What is an Unconference?
Unconferences are events run by participants. Attendees set the agenda for what’s discussed, lead the sessions and workshops that fill the schedule, and create an environment of innovation and productive discussion.
Every unconference is different, but there are some common tips and tricks that you can use to have an awesome experience — whether you’re attending Bmore Historic or any other event like it.
Unconference 101 – Norms & Tips
Proposing & Leading a Good Session
The best unconference sessions are led by people who see themselves as facilitating a conversation, not giving a presentation. Sure, you can start by sharing your experience, challenge, new idea or thesis, but remember to be inclusive of your attendees. Set clear goals at the top of your session, make sure all attendees introduce themselves, assign a notetaker, then let the conversation unfold.

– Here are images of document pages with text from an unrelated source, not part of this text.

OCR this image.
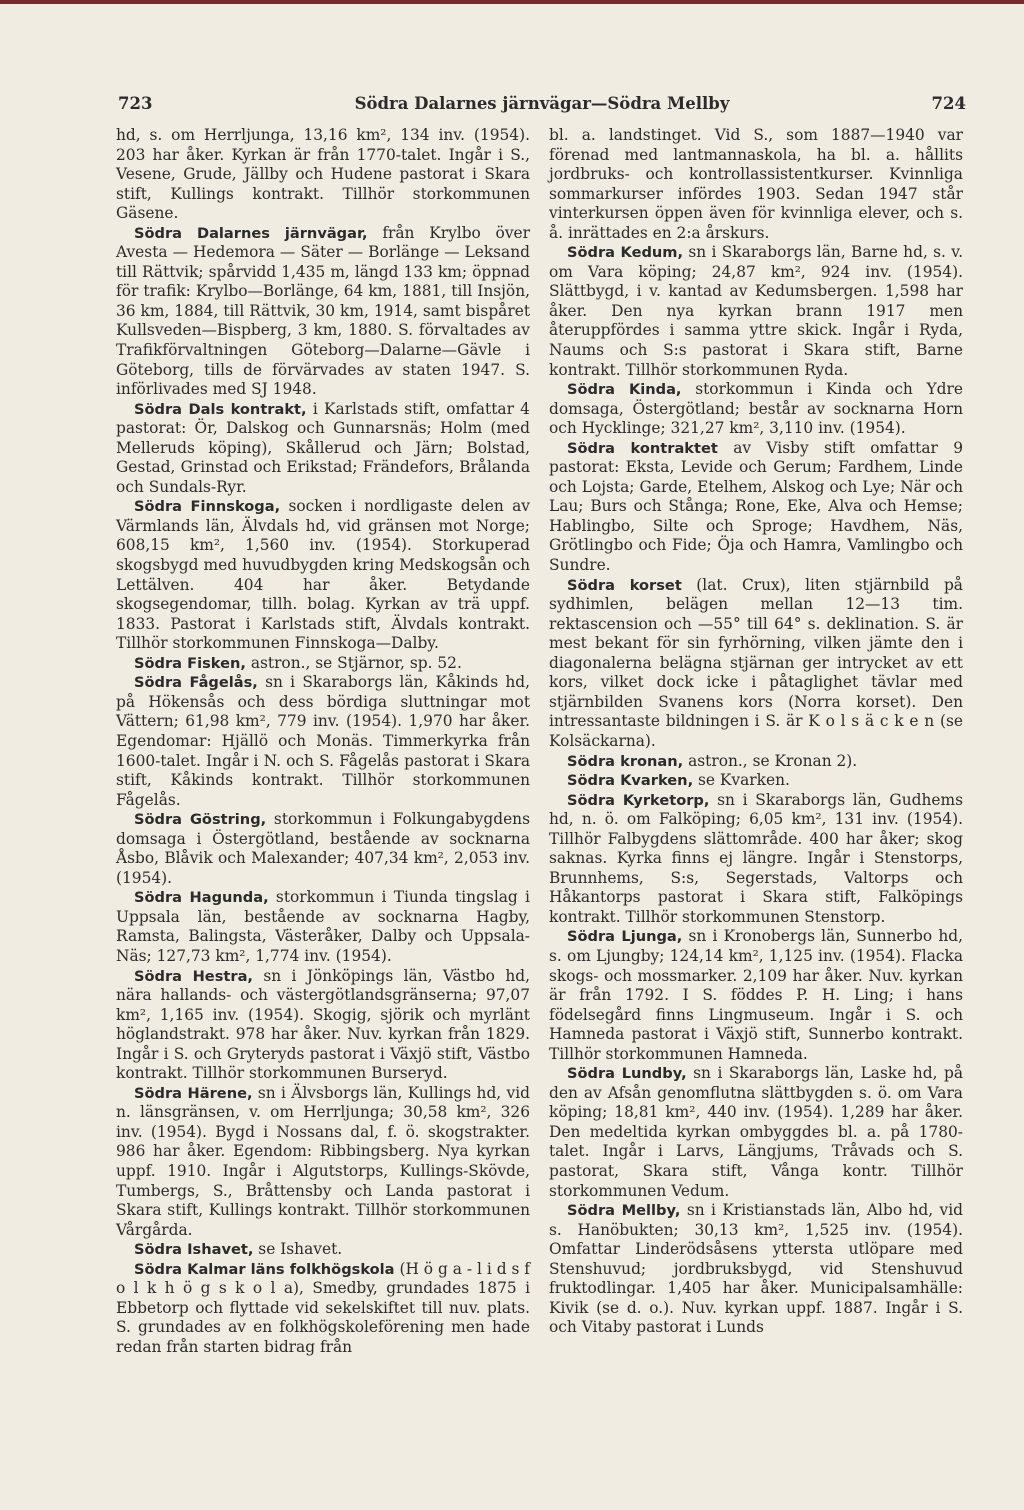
723	Södra Dalarnes järnvägar—Södra Mellby	724

hd, s. om Herrljunga, 13,16 km², 134 inv. (1954). 203 har åker. Kyrkan är från 1770-talet. Ingår i S., Vesene, Grude, Jällby och Hudene pastorat i Skara stift, Kullings kontrakt. Tillhör storkommunen Gäsene.

Södra Dalarnes järnvägar, från Krylbo över Avesta — Hedemora — Säter — Borlänge — Leksand till Rättvik; spårvidd 1,435 m, längd 133 km; öppnad för trafik: Krylbo—Borlänge, 64 km, 1881, till Insjön, 36 km, 1884, till Rättvik, 30 km, 1914, samt bispåret Kullsveden—Bispberg, 3 km, 1880. S. förvaltades av Trafikförvaltningen Göteborg—Dalarne—Gävle i Göteborg, tills de förvärvades av staten 1947. S. införlivades med SJ 1948.

Södra Dals kontrakt, i Karlstads stift, omfattar 4 pastorat: Ör, Dalskog och Gunnarsnäs; Holm (med Melleruds köping), Skållerud och Järn; Bolstad, Gestad, Grinstad och Erikstad; Frändefors, Brålanda och Sundals-Ryr.

Södra Finnskoga, socken i nordligaste delen av Värmlands län, Älvdals hd, vid gränsen mot Norge; 608,15 km², 1,560 inv. (1954). Storkuperad skogsbygd med huvudbygden kring Medskogsån och Lettälven. 404 har åker. Betydande skogsegendomar, tillh. bolag. Kyrkan av trä uppf. 1833. Pastorat i Karlstads stift, Älvdals kontrakt. Tillhör storkommunen Finnskoga—Dalby.

Södra Fisken, astron., se Stjärnor, sp. 52.

Södra Fågelås, sn i Skaraborgs län, Kåkinds hd, på Hökensås och dess bördiga sluttningar mot Vättern; 61,98 km², 779 inv. (1954). 1,970 har åker. Egendomar: Hjällö och Monäs. Timmerkyrka från 1600-talet. Ingår i N. och S. Fågelås pastorat i Skara stift, Kåkinds kontrakt. Tillhör storkommunen Fågelås.

Södra Göstring, storkommun i Folkungabygdens domsaga i Östergötland, bestående av socknarna Åsbo, Blåvik och Malexander; 407,34 km², 2,053 inv. (1954).

Södra Hagunda, storkommun i Tiunda tingslag i Uppsala län, bestående av socknarna Hagby, Ramsta, Balingsta, Västeråker, Dalby och Uppsala-Näs; 127,73 km², 1,774 inv. (1954).

Södra Hestra, sn i Jönköpings län, Västbo hd, nära hallands- och västergötlandsgränserna; 97,07 km², 1,165 inv. (1954). Skogig, sjörik och myrlänt höglandstrakt. 978 har åker. Nuv. kyrkan från 1829. Ingår i S. och Gryteryds pastorat i Växjö stift, Västbo kontrakt. Tillhör storkommunen Burseryd.

Södra Härene, sn i Älvsborgs län, Kullings hd, vid n. länsgränsen, v. om Herrljunga; 30,58 km², 326 inv. (1954). Bygd i Nossans dal, f. ö. skogstrakter. 986 har åker. Egendom: Ribbingsberg. Nya kyrkan uppf. 1910. Ingår i Algutstorps, Kullings-Skövde, Tumbergs, S., Bråttensby och Landa pastorat i Skara stift, Kullings kontrakt. Tillhör storkommunen Vårgårda.

Södra Ishavet, se Ishavet.

Södra Kalmar läns folkhögskola (H ö g a - l i d s f o l k h ö g s k o l a), Smedby, grundades 1875 i Ebbetorp och flyttade vid sekelskiftet till nuv. plats. S. grundades av en folkhögskoleförening men hade redan från starten bidrag från

bl. a. landstinget. Vid S., som 1887—1940 var förenad med lantmannaskola, ha bl. a. hållits jordbruks- och kontrollassistentkurser. Kvinnliga sommarkurser infördes 1903. Sedan 1947 står vinterkursen öppen även för kvinnliga elever, och s. å. inrättades en 2:a årskurs.

Södra Kedum, sn i Skaraborgs län, Barne hd, s. v. om Vara köping; 24,87 km², 924 inv. (1954). Slättbygd, i v. kantad av Kedumsbergen. 1,598 har åker. Den nya kyrkan brann 1917 men återuppfördes i samma yttre skick. Ingår i Ryda, Naums och S:s pastorat i Skara stift, Barne kontrakt. Tillhör storkommunen Ryda.

Södra Kinda, storkommun i Kinda och Ydre domsaga, Östergötland; består av socknarna Horn och Hycklinge; 321,27 km², 3,110 inv. (1954).

Södra kontraktet av Visby stift omfattar 9 pastorat: Eksta, Levide och Gerum; Fardhem, Linde och Lojsta; Garde, Etelhem, Alskog och Lye; När och Lau; Burs och Stånga; Rone, Eke, Alva och Hemse; Hablingbo, Silte och Sproge; Havdhem, Näs, Grötlingbo och Fide; Öja och Hamra, Vamlingbo och Sundre.

Södra korset (lat. Crux), liten stjärnbild på sydhimlen, belägen mellan 12—13 tim. rektascension och —55° till 64° s. deklination. S. är mest bekant för sin fyrhörning, vilken jämte den i diagonalerna belägna stjärnan ger intrycket av ett kors, vilket dock icke i påtaglighet tävlar med stjärnbilden Svanens kors (Norra korset). Den intressantaste bildningen i S. är K o l s ä c k e n (se Kolsäckarna).

Södra kronan, astron., se Kronan 2).

Södra Kvarken, se Kvarken.

Södra Kyrketorp, sn i Skaraborgs län, Gudhems hd, n. ö. om Falköping; 6,05 km², 131 inv. (1954). Tillhör Falbygdens slättområde. 400 har åker; skog saknas. Kyrka finns ej längre. Ingår i Stenstorps, Brunnhems, S:s, Segerstads, Valtorps och Håkantorps pastorat i Skara stift, Falköpings kontrakt. Tillhör storkommunen Stenstorp.

Södra Ljunga, sn i Kronobergs län, Sunnerbo hd, s. om Ljungby; 124,14 km², 1,125 inv. (1954). Flacka skogs- och mossmarker. 2,109 har åker. Nuv. kyrkan är från 1792. I S. föddes P. H. Ling; i hans födelsegård finns Lingmuseum. Ingår i S. och Hamneda pastorat i Växjö stift, Sunnerbo kontrakt. Tillhör storkommunen Hamneda.

Södra Lundby, sn i Skaraborgs län, Laske hd, på den av Afsån genomflutna slättbygden s. ö. om Vara köping; 18,81 km², 440 inv. (1954). 1,289 har åker. Den medeltida kyrkan ombyggdes bl. a. på 1780-talet. Ingår i Larvs, Längjums, Tråvads och S. pastorat, Skara stift, Vånga kontr. Tillhör storkommunen Vedum.

Södra Mellby, sn i Kristianstads län, Albo hd, vid s. Hanöbukten; 30,13 km², 1,525 inv. (1954). Omfattar Linderödsåsens yttersta utlöpare med Stenshuvud; jordbruksbygd, vid Stenshuvud fruktodlingar. 1,405 har åker. Municipalsamhälle: Kivik (se d. o.). Nuv. kyrkan uppf. 1887. Ingår i S. och Vitaby pastorat i Lunds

A Note on the Importance of Notetaking
Bmore Historic encourages participants to contribute to a shared set of notes for each session. Assign a notetaker at the start of your session so folks outside the room (and the event) can benefit from your conversation and those in the room can keep track of the dialogue later.
We use Google Docs to take notes and when Bmore Historic begins you will find a folder to keep and share those notes here.
Being a Good Attendee
Every attendee contributes to the environment and thought-leadership of an unconference. When you walk into a session, remember that you are a participant and not a member of the audience, so be sure to contribute your voice. Ask questions, raise ideas, be brave. If, however, you find that you are contributing a lot and the people around you are staying quiet, step back and give them space to speak. Listening is just as big a part of conversation as speaking.
The Key? Creativity + Comfort
Have fun. Be comfortable. Bring a power point, but go off script. Speak to strangers. Go to a session about something you know nothing about just to learn. Open your mind. Listen. Enjoy yourself.
This introduction to unconferences is adapted from the TransparencyCamp Tips page.